PHYSICS: So how is the balance in your life? 🙂 Here’s the lecture from Thursday on net force, equilibrium, and equilibrants. Were you experiencing a little déjà vu? Let’s explore that a bit more tomorrow, and then ACT prep on Friday.
Image source phoenix.fanster.com/…/2009/08/tug-o-war1.jpg
Ms. Skinner
Concerning the demonstrations in class today, would there be an angle at which there is no downward force, thus meaning that one would be unable to hold himself up; perhaps horizontally?
Do we have SITN this week? I didn’t see it on the syllabus.
We don’t have SITN because of the ACT. She’s giving us a break.
so equilibrium is a state of stillness even though forces are acting upon an object.
i am pretty sure we do not!
Will someone please do the equilibrium lab with me? Ms.Skinner said someone needs come to help me with the force table. Let me know who can help.
Jackson!

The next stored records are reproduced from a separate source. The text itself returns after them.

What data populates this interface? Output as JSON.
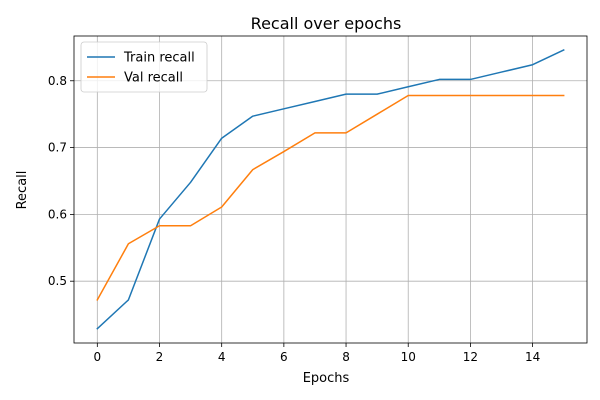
{
  "chart_data": {
    "type": "line",
    "title": "Recall over epochs",
    "xlabel": "Epochs",
    "ylabel": "Recall",
    "xlim": [
      -0.75,
      15.75
    ],
    "ylim": [
      0.4075,
      0.867
    ],
    "xticks": [
      0,
      2,
      4,
      6,
      8,
      10,
      12,
      14
    ],
    "yticks": [
      0.5,
      0.6,
      0.7,
      0.8
    ],
    "xtick_labels": [
      "0",
      "2",
      "4",
      "6",
      "8",
      "10",
      "12",
      "14"
    ],
    "ytick_labels": [
      "0.5",
      "0.6",
      "0.7",
      "0.8"
    ],
    "grid": true,
    "legend_position": "top-left",
    "x": [
      0,
      1,
      2,
      3,
      4,
      5,
      6,
      7,
      8,
      9,
      10,
      11,
      12,
      13,
      14,
      15
    ],
    "series": [
      {
        "name": "Train recall",
        "color": "#1f77b4",
        "values": [
          0.429,
          0.472,
          0.593,
          0.648,
          0.714,
          0.747,
          0.758,
          0.769,
          0.78,
          0.78,
          0.791,
          0.802,
          0.802,
          0.813,
          0.824,
          0.846
        ]
      },
      {
        "name": "Val recall",
        "color": "#ff7f0e",
        "values": [
          0.472,
          0.556,
          0.583,
          0.583,
          0.611,
          0.667,
          0.694,
          0.722,
          0.722,
          0.75,
          0.778,
          0.778,
          0.778,
          0.778,
          0.778,
          0.778
        ]
      }
    ]
  }
}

Courtney, David, and I need to finish doing that lab… we hardly started. Come do it with us!
Megan – Thanks! 🙂
Is the mass of the woodpecker’s head on that second worksheet just a red herring? Our group couldn’t find where it factored into the problem.
I was wondering the same thing, because I worked the problem without using the mass of the head anywhere in the problem and still got the correct answer.
Could we go over both homeworks tomorrow in class?
Charlie – We are!
When doing these equilibrant force problems does it matter whether we convert kg to n at the beginning or the end of the problem? Will our rounding make our answers different
Cory – 1) just convert when/where ever you need it. 2) yep!
On the newest worksheet, does the length of the wires factor into the equation maybe to give one twice the resultant?
Is the balloon take home lab due tomorrow?
I figured out zorba after messing with if for about 3 hours. The right angle would be at the the top of the ceiling and the two cables are come down forming the legs of the triangle from there(just like this symbol: ^ ) Since one cable is twice the tension of the other, it is a 1 2 sqrt 5 triangle. So by using tangent, u can determine that the two angles are 27 degrees and 63 degrees [arctan(2) and arctan(1/2)]. Then just plug in the angles and the f2 = 2f1 equation into the equation we had in class and you get one of the resultants. Then you can plug in that into the f2=2f1 and get the other resultant. That’s how I did it. I don’t know if there is an easier way, but this one seemed to work for me. I didn’t get 1.36×1.36×10^3 though. I think that may be a typo. I got 680 and 1360 though which seems very close
Well, Cory, you can explain this to me tomorrow sometime… I am still way confused about this one…
how do you know that it’s a right triangle hanging from the ceiling?
how do you know that it’s a right triangle hanging from the ceiling? Good job though
You can try a right angle like we did in class but then the cos and sin are switched. Idk if you’ll get the same answer. Like I said this is how I did it. There may be other ways of doing it.